I think your counterarguments are valid, but they're just fleshing out the article's thesis. Simply reducing bus stops and holding everything else constant would not magically improve ridership and the overall experience. And as you say, reducing bus stops and removing money supporting the system will definitely not result in improvements. (And I agree that it is the likely way it would transpire politically.)

You would need to reduce stops and direct the savings into improving the remaining stops. You would need to convert the change into more reliable schedules. To make sense, that would need to increase ridership, and adjust the demographics of riders to include people who don't have to accept "dirty, unsafe and hostile" because they have no other choice. There's little incentive to improve things when the audience is captive and powerless. Also, increased ridership leads to more resources to accomplish the rest.

Of course, the dependencies between all these changes make the improvements more speculative and harder to achieve politically, so I do agree that you can't "just" reduce the number of stops and improve everything. As you said, that would more likely just drain more blood from an already anemic system. But the article is talking about a relatively cheap and easy way to improve things; everything else transit agencies can do is harder and/or more expensive.

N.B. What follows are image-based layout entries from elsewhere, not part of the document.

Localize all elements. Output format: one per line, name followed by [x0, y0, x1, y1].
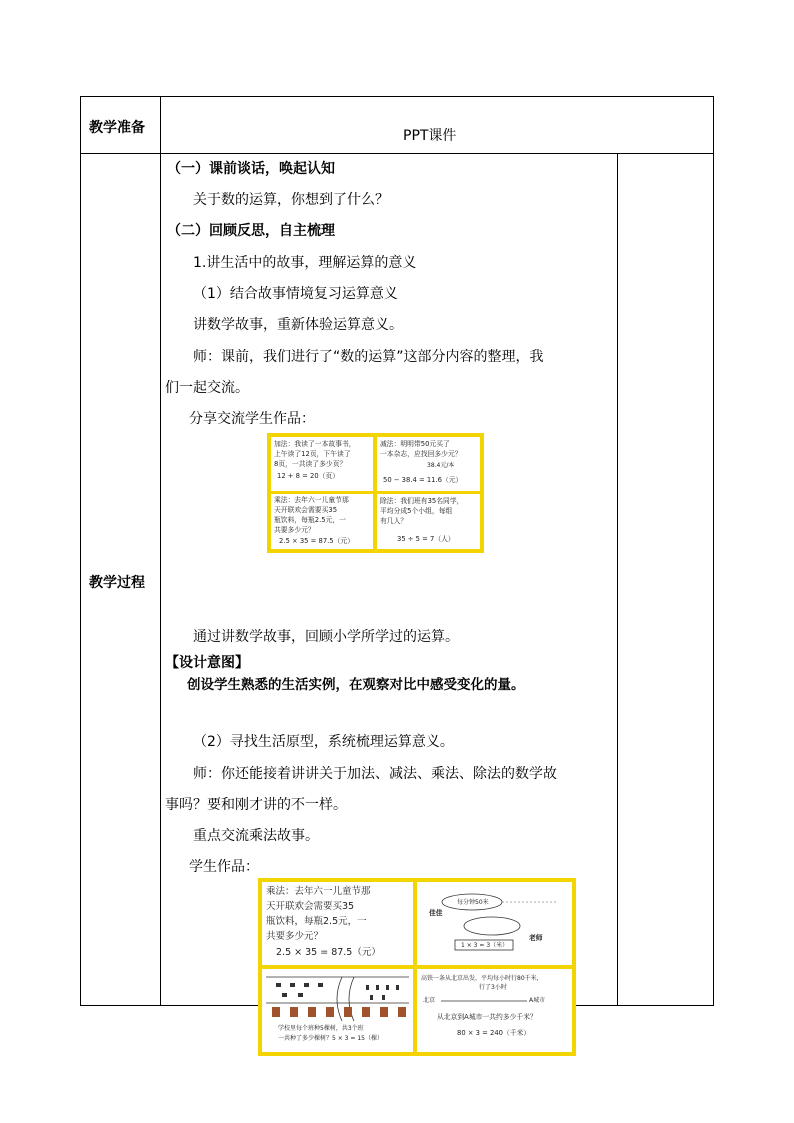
paragraph: 事吗？要和刚才讲的不一样。 — [165, 797, 347, 813]
paragraph: 通过讲数学故事，回顾小学所学过的运算。 — [193, 629, 459, 645]
student-work-image-1 — [267, 433, 484, 553]
paragraph: 师：你还能接着讲讲关于加法、减法、乘法、除法的数学故 — [193, 766, 557, 782]
prep-content: PPT课件 — [403, 128, 457, 144]
section-heading-2: （二）回顾反思，自主梳理 — [167, 223, 335, 239]
paragraph: 1.讲生活中的故事，理解运算的意义 — [193, 255, 417, 271]
image-panel: 乘法：去年六一儿童节那 天开联欢会需要买35 瓶饮料，每瓶2.5元，一 共要多少元？ 2.5 × 35 = 87.5（元） — [271, 494, 373, 549]
table-col-divider-right — [617, 153, 618, 1006]
section-heading-1: （一）课前谈话，唤起认知 — [167, 161, 335, 177]
image-panel: 佳佳 老师 每分钟50米 1 × 3 = 3（米） — [417, 882, 572, 965]
paragraph: 分享交流学生作品： — [189, 411, 315, 427]
table-col-divider — [160, 96, 161, 1006]
design-intent-text: 创设学生熟悉的生活实例，在观察对比中感受变化的量。 — [187, 677, 525, 693]
paragraph: 们一起交流。 — [165, 380, 249, 396]
process-label: 教学过程 — [89, 575, 145, 591]
route-drawing — [417, 969, 572, 1052]
table-row-divider — [80, 153, 714, 154]
prep-label: 教学准备 — [89, 120, 145, 136]
paragraph: 学生作品： — [189, 859, 259, 875]
paragraph: （1）结合故事情境复习运算意义 — [193, 286, 398, 302]
image-panel: 乘法：去年六一儿童节那 天开联欢会需要买35 瓶饮料，每瓶2.5元，一 共要多少元？ 2.5 × 35 = 87.5（元） — [262, 882, 413, 965]
paragraph: 重点交流乘法故事。 — [193, 828, 319, 844]
paragraph: 师：课前，我们进行了“数的运算”这部分内容的整理，我 — [193, 349, 544, 365]
student-work-image-2 — [258, 878, 576, 1056]
paragraph: 讲数学故事，重新体验运算意义。 — [193, 317, 403, 333]
design-intent-label: 【设计意图】 — [165, 655, 249, 671]
speech-bubbles-drawing — [417, 882, 572, 965]
image-panel: 减法：明明带50元买了 一本杂志，应找回多少元？ 38.4元/本 50 − 38.4 = 11.6（元） — [377, 437, 480, 491]
image-panel: 加法：我读了一本故事书， 上午读了12页，下午读了 8页，一共读了多少页？ 12 + 8 = 20（页） — [271, 437, 373, 491]
image-panel: 除法：我们班有35名同学， 平均分成5个小组，每组 有几人？ 35 ÷ 5 = 7（人） — [377, 494, 480, 549]
paragraph: 关于数的运算，你想到了什么？ — [193, 192, 389, 208]
image-panel: 高铁一条从北京出发，平均每小时行80千米， 行了3小时 北京 A城市 从北京到A城市一共约多少千米？ 80 × 3 = 240（千米） — [417, 969, 572, 1052]
paragraph: （2）寻找生活原型，系统梳理运算意义。 — [193, 734, 454, 750]
image-panel: 学校里每个班种5棵树，共3个班 一共种了多少棵树？5 × 3 = 15（棵） — [262, 969, 413, 1052]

> So while the number of bus stops might matter at the margins, we’re not talking about a system where marginal improvements will matter. If you want to improve ridership, you need to make the bus an attractive option for more people.

That first sentence says marginal improvements won't matter. The second sentence says that marginal improvements ("an attractive option for more people") are what are needed. Maybe you're saying that marginal improvements have to reach a threshold in order to be worth doing or achieve any noticeable gains?